Outlook 2019: Anthony Amicangioli, HPR

01.07.2019

Anthony Amicangioli is the founder and CEO of HPR.

Anthony Amicangioli, HPR

How should the new year be known?

This year will be the year that the cloud goes mainstream in financial services. Although businesses leveraging cloud-based models have upended incumbents in scores of other industries, it’s been slower coming in financial services.

There are several understandable reasons for that – security concerns, compliance questions, a general mindset that prized keeping things in-house, etc. – but those concerns and objections have all been overcome, in our opinion.

The cost, simplicity and usability benefits of the cloud are just too hard to ignore. In recent conversations with a significant buy-side firm, its CTO said they have gone from a situation a few years ago where they had to argue why they should use the cloud for specific projects, to now having to make a case for why they shouldn’t.
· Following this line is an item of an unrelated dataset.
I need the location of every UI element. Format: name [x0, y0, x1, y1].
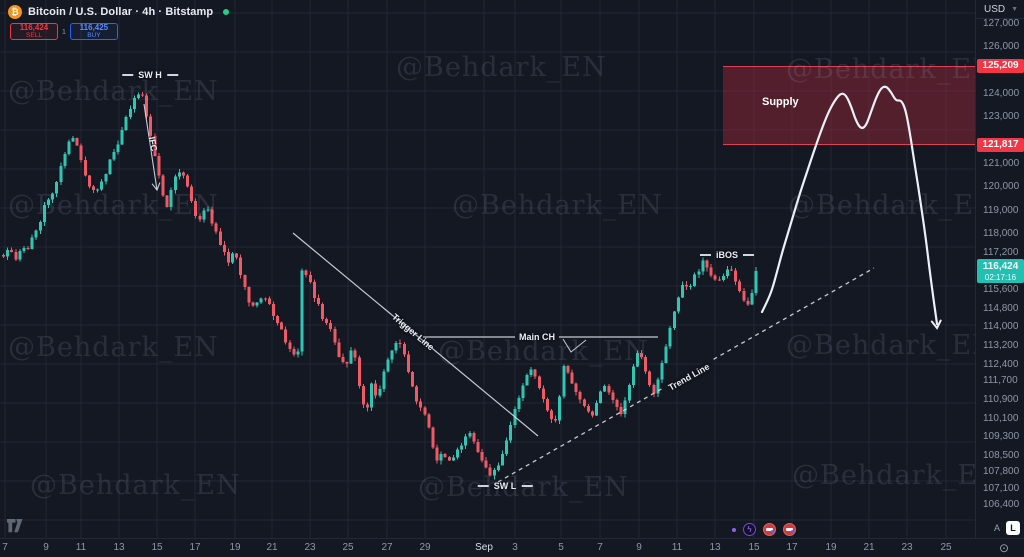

That’s a massive change in only a few years, and I think it is indicative of the mindset we see with most of the firms with which we speak.

What do you see as the next major watershed for the industry?

From Uber threatening taxis to Casper waking up the mattress business, and Amazon replacing all kinds of brick and mortar retailers, technologically savvy newcomers up-ending the status quo is becoming a cliché.

Although consumer banking, payments, retail investment, and etc. have seen the encroachment of firms of this type, that has yet to happen in the capital markets. However in our opinion, those players are coming, and 2019 might very well be the year they manage to break through.

The foundational technology these newcomers run is built to scale. At their essence, they are very simple. Take Google, which is fundamentally a distributed, de facto operating system. Ten Google apps may do ten very different things, but the underlying technology is highly unified. This efficiency and unification have enabled the rapid ascent of these companies.

Although that is no doubt concerning for incumbents, it also represents a massive opportunity given the inherent advantages they have by being an established player in a market that is ultimately very difficult to break into. If the success of these tech-led firms has made one thing clear, it’s that getting the approach right early reaps giant rewards. In our opinion, the first bank to truly solve its legacy technology issues will grab market share and be positioned to succeed for many years to come.